Vataban Vatan não ficou convencido quando os registros policiais sobre a morte de sua filha de 11 anos, Rabia Naz, em abril de 2018 em Giresun, na Turquia, indicaram que ela se suicidou pulando do terraço de sua casa. Vatan decidiu investigar o caso pessoalmente e chegou a uma conclusão diferente.
"Um Fiat Doblo preto atingiu minha filha, mas o golpe não foi forte o suficiente para resultar em sua morte", afirmou. “Aqueles que atingiram Rabia Naz então trouxeram seu corpo para perto de minha casa para fazer o incidente parecer que minha filha cometeu suicídio”. Rejeitando os relatórios policiais, Vatan argumentou que o motorista do carro era sobrinho do ex-prefeito da província, que é membro do partido do governo da Turquia, o AKP, e que "o caso foi encoberto" depois que representantes do partido pressionaram os investigadores.

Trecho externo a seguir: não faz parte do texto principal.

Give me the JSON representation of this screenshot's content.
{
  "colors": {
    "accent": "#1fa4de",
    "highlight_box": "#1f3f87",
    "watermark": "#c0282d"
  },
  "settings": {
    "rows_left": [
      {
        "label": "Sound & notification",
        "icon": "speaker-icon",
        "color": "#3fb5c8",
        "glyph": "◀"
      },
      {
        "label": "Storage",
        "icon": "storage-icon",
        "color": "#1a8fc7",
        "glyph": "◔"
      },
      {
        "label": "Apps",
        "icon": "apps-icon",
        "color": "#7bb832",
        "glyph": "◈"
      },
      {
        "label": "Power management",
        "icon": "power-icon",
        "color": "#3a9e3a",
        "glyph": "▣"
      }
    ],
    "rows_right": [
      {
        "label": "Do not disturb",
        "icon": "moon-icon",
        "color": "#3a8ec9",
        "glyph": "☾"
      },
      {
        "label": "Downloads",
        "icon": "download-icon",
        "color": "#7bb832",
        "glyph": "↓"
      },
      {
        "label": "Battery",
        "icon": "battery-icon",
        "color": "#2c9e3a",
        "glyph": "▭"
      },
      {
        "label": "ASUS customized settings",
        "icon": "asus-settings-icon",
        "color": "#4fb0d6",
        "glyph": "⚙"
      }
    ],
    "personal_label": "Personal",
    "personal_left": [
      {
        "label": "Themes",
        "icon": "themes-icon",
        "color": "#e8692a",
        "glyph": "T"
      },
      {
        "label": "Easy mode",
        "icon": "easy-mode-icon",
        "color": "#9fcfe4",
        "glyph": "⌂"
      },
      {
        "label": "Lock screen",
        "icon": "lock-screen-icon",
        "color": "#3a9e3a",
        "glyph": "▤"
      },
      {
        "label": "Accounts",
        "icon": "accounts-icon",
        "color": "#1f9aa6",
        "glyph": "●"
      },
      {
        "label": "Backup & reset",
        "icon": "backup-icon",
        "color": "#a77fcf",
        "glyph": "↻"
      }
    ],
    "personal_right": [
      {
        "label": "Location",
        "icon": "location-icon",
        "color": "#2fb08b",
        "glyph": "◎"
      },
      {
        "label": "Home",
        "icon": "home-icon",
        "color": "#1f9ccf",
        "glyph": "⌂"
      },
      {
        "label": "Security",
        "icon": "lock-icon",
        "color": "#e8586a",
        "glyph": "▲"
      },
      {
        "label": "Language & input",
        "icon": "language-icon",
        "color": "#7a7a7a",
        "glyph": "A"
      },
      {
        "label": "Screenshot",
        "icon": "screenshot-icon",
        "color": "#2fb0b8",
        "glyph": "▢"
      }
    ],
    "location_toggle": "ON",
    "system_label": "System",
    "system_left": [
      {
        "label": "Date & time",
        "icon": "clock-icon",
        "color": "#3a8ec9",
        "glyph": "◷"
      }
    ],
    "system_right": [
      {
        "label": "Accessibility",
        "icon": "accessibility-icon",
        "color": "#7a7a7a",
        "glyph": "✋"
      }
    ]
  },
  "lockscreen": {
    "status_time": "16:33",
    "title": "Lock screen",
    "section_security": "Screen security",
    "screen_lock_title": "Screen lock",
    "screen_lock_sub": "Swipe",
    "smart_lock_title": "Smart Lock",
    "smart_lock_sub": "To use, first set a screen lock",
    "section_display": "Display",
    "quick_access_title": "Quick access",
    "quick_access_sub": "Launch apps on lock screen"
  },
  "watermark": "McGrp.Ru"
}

Ele lançou uma campanha no Twitter para compartilhar suas descobertas com membros da grande mídia e políticos. A única resposta veio de Metin Cihan, um jornalista cidadão. Depois de se corresponder com Vatan, Cihan conduziu sua própria investigação e chegou à mesma conclusão: que o incidente não foi suicídio, mas reuniu sinais de um acidente de trânsito fatal.
Cihan chamou a atenção do público ao contar com a ajuda de vários jornalistas profissionais que trabalham na mídia alternativa e na mídia tradicional. Juntos, eles criaram protestos públicos suficientes para que as autoridades fossem forçadas a reabrir o caso e iniciar uma nova investigação.

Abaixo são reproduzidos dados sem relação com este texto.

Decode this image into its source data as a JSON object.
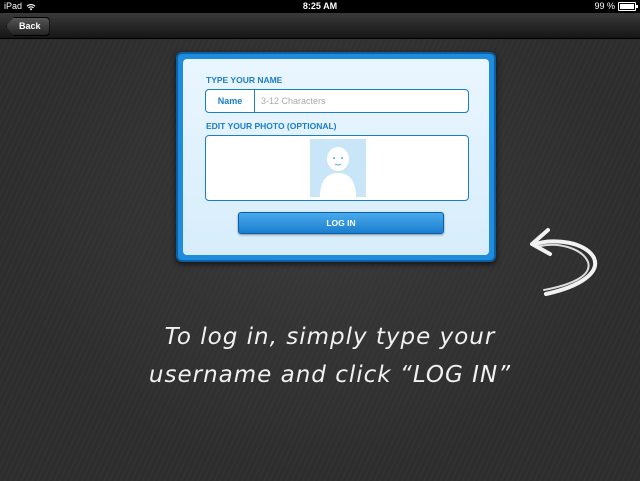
{
  "status_bar": {
    "carrier": "iPad",
    "time": "8:25 AM",
    "battery": "99 %",
    "battery_level": 0.99
  },
  "nav_bar": {
    "back_label": "Back"
  },
  "login": {
    "name_section_title": "TYPE YOUR NAME",
    "name_label": "Name",
    "name_placeholder": "3-12 Characters",
    "name_value": "",
    "photo_section_title": "EDIT YOUR PHOTO (OPTIONAL)",
    "login_button_label": "LOG IN"
  },
  "instructions": {
    "line1": "To log in, simply type your",
    "line2": "username and click “LOG IN”"
  },
  "colors": {
    "panel_border": "#1f8ddc",
    "accent": "#1a7dc9",
    "chalkboard": "#2e2e2e"
  }
}
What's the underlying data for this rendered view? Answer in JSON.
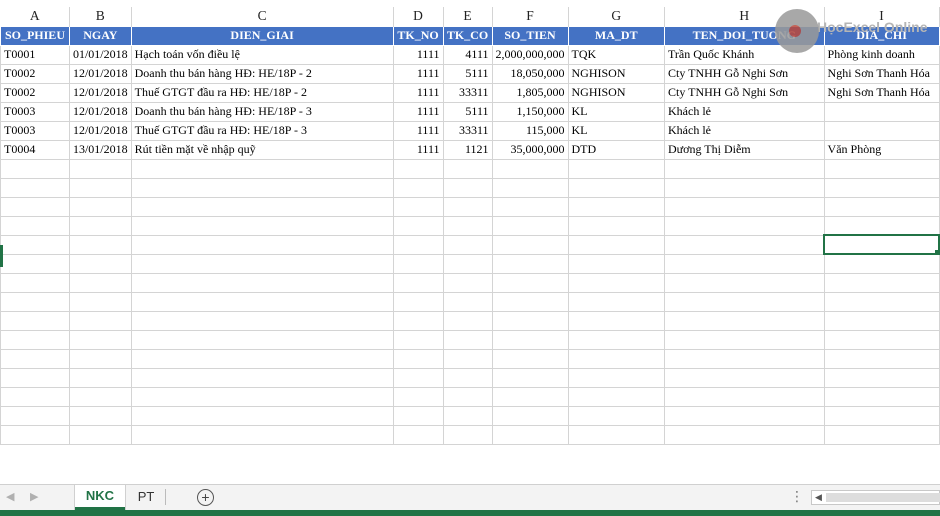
{
  "columns": [
    "A",
    "B",
    "C",
    "D",
    "E",
    "F",
    "G",
    "H",
    "I"
  ],
  "headers": [
    "SO_PHIEU",
    "NGAY",
    "DIEN_GIAI",
    "TK_NO",
    "TK_CO",
    "SO_TIEN",
    "MA_DT",
    "TEN_DOI_TUONG",
    "DIA_CHI"
  ],
  "rows": [
    [
      "T0001",
      "01/01/2018",
      "Hạch toán vốn điều lệ",
      "1111",
      "4111",
      "2,000,000,000",
      "TQK",
      "Trần Quốc Khánh",
      "Phòng kinh doanh"
    ],
    [
      "T0002",
      "12/01/2018",
      "Doanh thu bán hàng HĐ:  HE/18P - 2",
      "1111",
      "5111",
      "18,050,000",
      "NGHISON",
      "Cty TNHH Gỗ Nghi Sơn",
      "Nghi Sơn Thanh Hóa"
    ],
    [
      "T0002",
      "12/01/2018",
      "Thuế GTGT đầu ra HĐ:  HE/18P - 2",
      "1111",
      "33311",
      "1,805,000",
      "NGHISON",
      "Cty TNHH Gỗ Nghi Sơn",
      "Nghi Sơn Thanh Hóa"
    ],
    [
      "T0003",
      "12/01/2018",
      "Doanh thu bán hàng HĐ:  HE/18P - 3",
      "1111",
      "5111",
      "1,150,000",
      "KL",
      "Khách lẻ",
      ""
    ],
    [
      "T0003",
      "12/01/2018",
      "Thuế GTGT đầu ra HĐ:  HE/18P - 3",
      "1111",
      "33311",
      "115,000",
      "KL",
      "Khách lẻ",
      ""
    ],
    [
      "T0004",
      "13/01/2018",
      "Rút tiền mặt về nhập quỹ",
      "1111",
      "1121",
      "35,000,000",
      "DTD",
      "Dương Thị Diễm",
      "Văn Phòng"
    ]
  ],
  "watermark": "HọcExcel Online",
  "tabs": [
    "NKC",
    "PT"
  ],
  "active_tab": "NKC",
  "add_sheet_label": "+",
  "more_label": "⋮",
  "colors": {
    "excel_green": "#217346",
    "header_blue": "#4472c4"
  }
}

Esse tipo de colaboração entre jornalistas cidadãos e profissionais ilustra uma maneira de lidar com a crise na qual a indústria de notícias se meteu com os recentes desenvolvimentos tecnológicos e políticos -- especialmente em países como a Turquia, onde o Quarto Estado desfruta de pouca independência.

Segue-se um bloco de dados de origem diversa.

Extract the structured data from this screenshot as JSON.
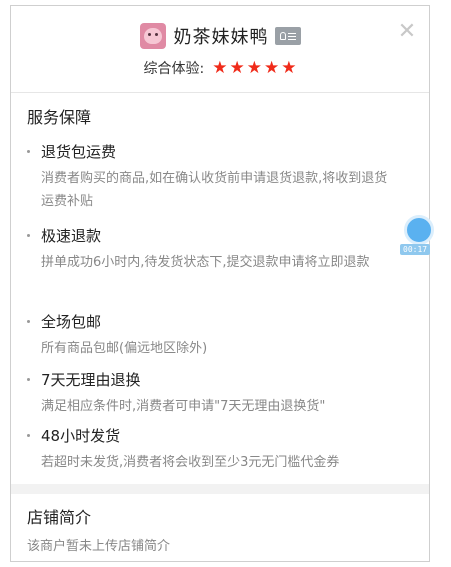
{
  "shop": {
    "name": "奶茶妹妹鸭",
    "rating_label": "综合体验:",
    "rating_stars": 5,
    "star_color": "#f02b1a"
  },
  "close_icon": "close-icon",
  "service": {
    "title": "服务保障",
    "items": [
      {
        "title": "退货包运费",
        "desc": "消费者购买的商品,如在确认收货前申请退货退款,将收到退货运费补贴"
      },
      {
        "title": "极速退款",
        "desc": "拼单成功6小时内,待发货状态下,提交退款申请将立即退款"
      },
      {
        "title": "全场包邮",
        "desc": "所有商品包邮(偏远地区除外)"
      },
      {
        "title": "7天无理由退换",
        "desc": "满足相应条件时,消费者可申请\"7天无理由退换货\""
      },
      {
        "title": "48小时发货",
        "desc": "若超时未发货,消费者将会收到至少3元无门槛代金券"
      }
    ]
  },
  "intro": {
    "title": "店铺简介",
    "desc": "该商户暂未上传店铺简介"
  },
  "float": {
    "time": "00:17",
    "color": "#5ab1f0"
  }
}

A crise do jornalismo profissional no mundo e na Turquia
A independência editorial dos jornalistas está enfraquecendo e a confiança na mídia se deteriorou em todo o mundo nos últimos anos. Os espectadores e os leitores pensam que a estrutura atual da mídia a impede de cumprir a promessa de cobertura objetiva — imparcial, verdadeira e factual —, representando uma variedade de perspectivas. O aumento da desinformação colocou em risco a grande mídia. As grandes empresas de tecnologia exerceram enorme pressão sobre o jornalismo, desviando as receitas de publicidade para as plataformas de mídia social. Essas plataformas estão gradualmente se tornando as principais fontes de informação e fluxo de notícias, à medida que milhões de cidadãos fornecem conteúdo entre si por meio de suas próprias contas.
A crise do jornalismo profissional é ainda mais profunda em países semi-democráticos como a Turquia, que sofrem com novos mecanismos de vigilância estatal, regulamentação da informação e censura, além de ameaças de prisão — o que incentiva a autocensura generalizada e insidiosa. Nesse ambiente, as formas mais liberais, autônomas e criativas de jornalismo são iniciativas colaborativas, independentes e de pequena escala, no habitat da mídia alternativa ou de oposição.
Hoje, muitos jornalistas profissionais na Turquia que foram expulsos das principais organizações de mídia podem trabalhar apenas como parte dessas novas iniciativas, onde constroem solidariedade e cooperação com cidadãos e mídia alternativa. Alguns ainda se esforçam para escrever como jornalistas individuais, usando suas contas pessoais nas mídias sociais. Outros criaram plataformas "híbridas" onde profissionais se reúnem com jornalistas cidadãos de diferentes redes da sociedade civil para trabalharem juntos. Essas novas plataformas, que ainda são muito pequenas e desorganizadas em sua estrutura, visam capacitar a sociedade e defender liberdades e direitos básicos — como liberdade de expressão e acesso à informação — que a grande mídia em conformidade com o país não consegue proteger.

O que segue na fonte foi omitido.